Tra il 19 e il 20 marzo la Commissione per le Petizioni si riunirà per discutere della richiesta, ma solo tra un paio di mesi sapremo se la proposta sarà accettata, e quindi inviata alla Commissione Europea, o rinviata ad un’altra Commissione Parlamentare.
Intanto dagli Stati Uniti, per bocca del liberal-democratico Guy Verhofstadt arriva un annuncio che ostacola ancora di più il nascente trattato. Il senatore Ron Wyden (foto), presidente delle sottocommissione per il commercio internazionale, ha fatto sapere che il governo USA non chiederà al Congresso l’assenso per la ratifica del trattato. Di conseguenza l’ACTA potrebbe non avere efficacia vincolante negli States.

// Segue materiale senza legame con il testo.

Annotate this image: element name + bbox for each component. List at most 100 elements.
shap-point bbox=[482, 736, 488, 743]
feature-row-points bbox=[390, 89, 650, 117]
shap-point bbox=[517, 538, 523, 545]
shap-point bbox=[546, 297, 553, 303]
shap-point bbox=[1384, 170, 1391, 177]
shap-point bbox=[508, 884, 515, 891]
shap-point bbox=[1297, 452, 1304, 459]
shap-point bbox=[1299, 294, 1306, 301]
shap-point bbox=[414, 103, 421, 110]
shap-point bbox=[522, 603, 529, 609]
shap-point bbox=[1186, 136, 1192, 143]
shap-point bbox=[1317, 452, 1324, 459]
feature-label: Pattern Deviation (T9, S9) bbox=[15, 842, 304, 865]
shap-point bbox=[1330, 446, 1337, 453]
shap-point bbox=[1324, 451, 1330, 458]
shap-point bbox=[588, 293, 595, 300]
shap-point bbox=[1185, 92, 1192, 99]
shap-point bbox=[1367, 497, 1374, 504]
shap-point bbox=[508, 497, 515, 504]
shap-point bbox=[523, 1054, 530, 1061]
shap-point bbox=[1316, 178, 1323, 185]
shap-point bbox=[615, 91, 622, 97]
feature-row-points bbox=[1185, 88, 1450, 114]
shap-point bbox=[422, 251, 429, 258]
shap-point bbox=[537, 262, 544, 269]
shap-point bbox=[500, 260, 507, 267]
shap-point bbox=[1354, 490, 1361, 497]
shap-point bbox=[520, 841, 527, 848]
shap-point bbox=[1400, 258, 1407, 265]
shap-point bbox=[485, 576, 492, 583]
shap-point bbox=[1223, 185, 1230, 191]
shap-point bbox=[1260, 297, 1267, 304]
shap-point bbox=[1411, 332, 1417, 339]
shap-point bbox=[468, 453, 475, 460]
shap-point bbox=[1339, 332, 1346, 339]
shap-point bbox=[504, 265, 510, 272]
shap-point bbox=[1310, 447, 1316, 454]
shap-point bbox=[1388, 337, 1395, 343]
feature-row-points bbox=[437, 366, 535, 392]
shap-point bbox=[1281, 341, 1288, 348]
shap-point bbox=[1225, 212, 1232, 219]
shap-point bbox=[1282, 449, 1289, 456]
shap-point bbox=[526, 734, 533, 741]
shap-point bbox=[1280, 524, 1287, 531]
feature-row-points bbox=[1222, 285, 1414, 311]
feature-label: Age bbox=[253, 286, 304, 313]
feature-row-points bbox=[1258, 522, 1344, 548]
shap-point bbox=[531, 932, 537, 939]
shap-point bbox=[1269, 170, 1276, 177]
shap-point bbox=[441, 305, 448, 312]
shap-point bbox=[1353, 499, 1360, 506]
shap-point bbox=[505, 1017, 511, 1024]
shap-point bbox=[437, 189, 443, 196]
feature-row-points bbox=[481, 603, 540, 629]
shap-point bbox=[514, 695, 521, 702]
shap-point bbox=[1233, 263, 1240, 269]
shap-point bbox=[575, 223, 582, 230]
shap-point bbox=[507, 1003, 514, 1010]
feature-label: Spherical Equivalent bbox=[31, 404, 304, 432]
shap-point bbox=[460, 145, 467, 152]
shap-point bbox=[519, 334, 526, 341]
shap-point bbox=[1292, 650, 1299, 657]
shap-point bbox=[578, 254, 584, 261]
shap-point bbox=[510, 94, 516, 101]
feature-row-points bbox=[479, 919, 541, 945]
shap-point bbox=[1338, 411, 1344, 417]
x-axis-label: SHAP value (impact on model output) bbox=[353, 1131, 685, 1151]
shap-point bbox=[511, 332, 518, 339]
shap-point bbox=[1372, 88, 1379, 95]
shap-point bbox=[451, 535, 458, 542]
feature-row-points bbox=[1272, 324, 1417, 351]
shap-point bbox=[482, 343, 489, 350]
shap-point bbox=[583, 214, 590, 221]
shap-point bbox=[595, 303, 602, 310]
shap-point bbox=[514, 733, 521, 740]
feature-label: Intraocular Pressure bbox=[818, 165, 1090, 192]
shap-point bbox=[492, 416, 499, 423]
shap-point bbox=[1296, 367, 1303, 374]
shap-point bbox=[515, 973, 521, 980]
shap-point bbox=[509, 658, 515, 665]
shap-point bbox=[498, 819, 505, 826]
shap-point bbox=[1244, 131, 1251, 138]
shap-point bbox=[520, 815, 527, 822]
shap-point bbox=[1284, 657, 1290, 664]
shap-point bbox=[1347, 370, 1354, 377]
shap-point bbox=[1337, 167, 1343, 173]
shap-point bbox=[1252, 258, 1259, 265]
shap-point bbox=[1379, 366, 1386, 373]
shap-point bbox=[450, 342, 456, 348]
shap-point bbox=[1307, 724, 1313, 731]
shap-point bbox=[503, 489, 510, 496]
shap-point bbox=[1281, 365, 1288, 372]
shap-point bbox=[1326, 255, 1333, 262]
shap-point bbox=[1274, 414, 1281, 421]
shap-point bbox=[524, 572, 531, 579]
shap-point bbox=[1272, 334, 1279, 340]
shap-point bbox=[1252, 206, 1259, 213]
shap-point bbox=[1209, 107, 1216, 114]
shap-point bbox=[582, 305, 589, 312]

Per Niccolò Rinaldi, europarlamentare dell’IDV, questa è la stangata definitiva alla credibilità del trattato. Il liberal-democratico sostiene che non ha senso ratificare un accordo pieno di misure facoltative, sulla base della volontà della Commissione Europea di imporre disposizioni obbligatorie. Rinaldi si fa portavoce del Congresso: «Nessuno degli attuali social networks sarebbe emerso se l’ACTA fosse stato in vigore. Per questo motivo è difficile che gli Stati possano arrivare ad un accordo».
Non mancano i soliti messaggi pro-ACTA di Karel De Gucht: «Non siamo in 1984, ACTA non è il Grande Fratello», dice il belga riferendosi al noto romanzo di George Orwell.